最近はPythonに関してはDockerを用いることが多く、ローカルにインストールをしたPythonを使用することがほとんどなくなりました。Dockerでのインストール方法については「Apple Silicon搭載のMACでDockerを用いてAnacondaの環境を構築する」をご参照ください。

方法

バージョン変更

方法は簡単でこちらの記事情報に従って以下のコマンドを入力します。
まずは以下のコマンドを入力します。

$ PYTHON_CONFIGURE_OPTS="--enable-framework" pyenv install --patch 3.8.7 <<(curl -sSL "https://raw.githubusercontent.com/Homebrew/formula-patches/9811be33170a8f31a684fae6955542e31eb4e61e/python/3.8.7.patch")

入力が完了するとpython3.8.7がインストールされます。次にpyenvのバージョンを変更します。

pyenv global 3.8.7

以上でバージョンの変更は完了です。

venvの仮想環境のバージョンも変更する

Python3.8系に切り替える前に作成したvenvの仮想環境については、Pythonのバージョンが3.9系となります。(以前作成した時点から変更されない)

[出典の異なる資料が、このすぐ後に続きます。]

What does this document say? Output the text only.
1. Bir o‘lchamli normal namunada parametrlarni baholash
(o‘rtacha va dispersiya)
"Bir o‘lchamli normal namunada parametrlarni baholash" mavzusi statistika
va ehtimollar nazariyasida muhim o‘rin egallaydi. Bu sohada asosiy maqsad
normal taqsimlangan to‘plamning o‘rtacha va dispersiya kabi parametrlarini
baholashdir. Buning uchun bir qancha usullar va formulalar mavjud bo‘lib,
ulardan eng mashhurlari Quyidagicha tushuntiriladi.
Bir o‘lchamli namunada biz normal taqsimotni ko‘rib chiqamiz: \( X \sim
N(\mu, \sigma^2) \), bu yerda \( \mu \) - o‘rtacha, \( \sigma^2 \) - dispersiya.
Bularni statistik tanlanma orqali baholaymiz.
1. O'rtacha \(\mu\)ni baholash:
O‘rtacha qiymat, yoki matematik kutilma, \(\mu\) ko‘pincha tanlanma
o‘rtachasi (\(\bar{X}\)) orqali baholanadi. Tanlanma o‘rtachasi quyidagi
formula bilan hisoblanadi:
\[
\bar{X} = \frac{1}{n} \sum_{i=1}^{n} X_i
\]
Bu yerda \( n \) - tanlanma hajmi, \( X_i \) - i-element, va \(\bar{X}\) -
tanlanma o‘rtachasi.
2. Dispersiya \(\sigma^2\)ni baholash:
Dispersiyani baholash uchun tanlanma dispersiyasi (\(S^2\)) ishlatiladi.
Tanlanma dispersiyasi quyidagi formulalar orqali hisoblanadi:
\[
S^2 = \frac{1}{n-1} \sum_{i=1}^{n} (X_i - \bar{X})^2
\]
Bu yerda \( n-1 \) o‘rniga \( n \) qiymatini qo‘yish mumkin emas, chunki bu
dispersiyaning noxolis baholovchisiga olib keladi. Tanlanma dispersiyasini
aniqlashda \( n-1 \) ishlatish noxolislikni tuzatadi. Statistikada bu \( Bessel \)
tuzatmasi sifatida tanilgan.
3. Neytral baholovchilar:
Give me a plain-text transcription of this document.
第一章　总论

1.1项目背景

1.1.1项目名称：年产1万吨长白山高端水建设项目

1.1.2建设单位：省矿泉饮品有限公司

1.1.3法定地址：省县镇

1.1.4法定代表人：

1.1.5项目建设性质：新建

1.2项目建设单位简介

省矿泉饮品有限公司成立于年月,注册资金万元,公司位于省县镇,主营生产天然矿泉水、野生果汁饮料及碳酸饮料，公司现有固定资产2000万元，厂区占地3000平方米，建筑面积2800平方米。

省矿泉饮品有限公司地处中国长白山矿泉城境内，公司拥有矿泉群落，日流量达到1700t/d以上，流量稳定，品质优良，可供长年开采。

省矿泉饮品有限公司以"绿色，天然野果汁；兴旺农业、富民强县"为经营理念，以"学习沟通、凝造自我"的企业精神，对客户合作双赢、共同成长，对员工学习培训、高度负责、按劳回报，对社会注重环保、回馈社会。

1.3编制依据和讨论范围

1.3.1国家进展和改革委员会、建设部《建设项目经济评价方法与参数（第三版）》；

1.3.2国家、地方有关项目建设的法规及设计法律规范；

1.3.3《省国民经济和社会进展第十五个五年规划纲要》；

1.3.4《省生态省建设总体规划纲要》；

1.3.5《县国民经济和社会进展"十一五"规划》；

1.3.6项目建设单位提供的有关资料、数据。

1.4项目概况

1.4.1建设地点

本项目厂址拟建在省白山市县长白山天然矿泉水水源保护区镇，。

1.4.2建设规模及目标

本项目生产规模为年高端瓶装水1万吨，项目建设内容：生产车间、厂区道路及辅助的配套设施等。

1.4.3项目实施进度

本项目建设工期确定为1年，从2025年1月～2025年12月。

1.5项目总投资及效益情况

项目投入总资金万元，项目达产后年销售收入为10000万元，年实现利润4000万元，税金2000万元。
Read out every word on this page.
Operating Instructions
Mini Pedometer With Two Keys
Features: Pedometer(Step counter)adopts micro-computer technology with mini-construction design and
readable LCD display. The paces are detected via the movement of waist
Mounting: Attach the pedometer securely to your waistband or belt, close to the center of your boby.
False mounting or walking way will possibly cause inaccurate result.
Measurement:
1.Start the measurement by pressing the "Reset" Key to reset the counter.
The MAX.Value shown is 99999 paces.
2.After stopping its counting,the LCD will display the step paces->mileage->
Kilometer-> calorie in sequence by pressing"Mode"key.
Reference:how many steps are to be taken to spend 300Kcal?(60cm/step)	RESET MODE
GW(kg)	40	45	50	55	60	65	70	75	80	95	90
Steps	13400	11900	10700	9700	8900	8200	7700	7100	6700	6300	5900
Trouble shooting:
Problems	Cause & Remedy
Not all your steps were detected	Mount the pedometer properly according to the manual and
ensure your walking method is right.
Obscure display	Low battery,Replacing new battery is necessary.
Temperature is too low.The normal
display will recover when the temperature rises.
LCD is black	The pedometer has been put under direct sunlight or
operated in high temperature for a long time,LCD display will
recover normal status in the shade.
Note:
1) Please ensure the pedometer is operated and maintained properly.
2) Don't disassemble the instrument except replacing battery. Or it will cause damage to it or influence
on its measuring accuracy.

(venv)  user % python --version
Python 3.9.1
(venv) user % pyenv versions
  system
* 3.8.7 (set by /Users/user/.pyenv/version)
  3.9.1

調べてみると仮想環境のpythonは仮想環境を作った際のバージョンが反映されていて、一度削除して再作成をしないとバージョンが変更出来ないようです。そのためバックアップをとって一度環境を削除します。この際にpipの情報を以下のコマンドからexportしておくと後の環境構築が簡単になります。requirementsは適当な場所に保存してください。

pip freeze > requirements

仮想環境から抜けてフォルダを削除します。venvのコマンドで-clearを使うことで削除できるという記事を見つけましたが、私の環境ではなぜかclearを使っても削除出来なかったのでフォルダごと一度削除します。

(venv) user % deactivate
user % rm -rf venv

Python3.8系で再度同じ環境を作ります。

user % python3 -m venv VENV_NAME
user % source stock/bin/activate
(venv) user % python -V
Python 3.8.7

最後にバージョンを確認して3.8.7となっていれば成功です。pipからrequirementに保存してあるパッケージをインストールした後バックアップしたフォルダを戻してください。

(venv) user % pip install -r /path/to/requirements

以上で切り替え完了です。

まとめ

Apple Silicon搭載のMacにPython3.8系をインストールする方法を説明しました。どのプログラム言語もライブラリの新バージョンの対応は時間がかかりますね。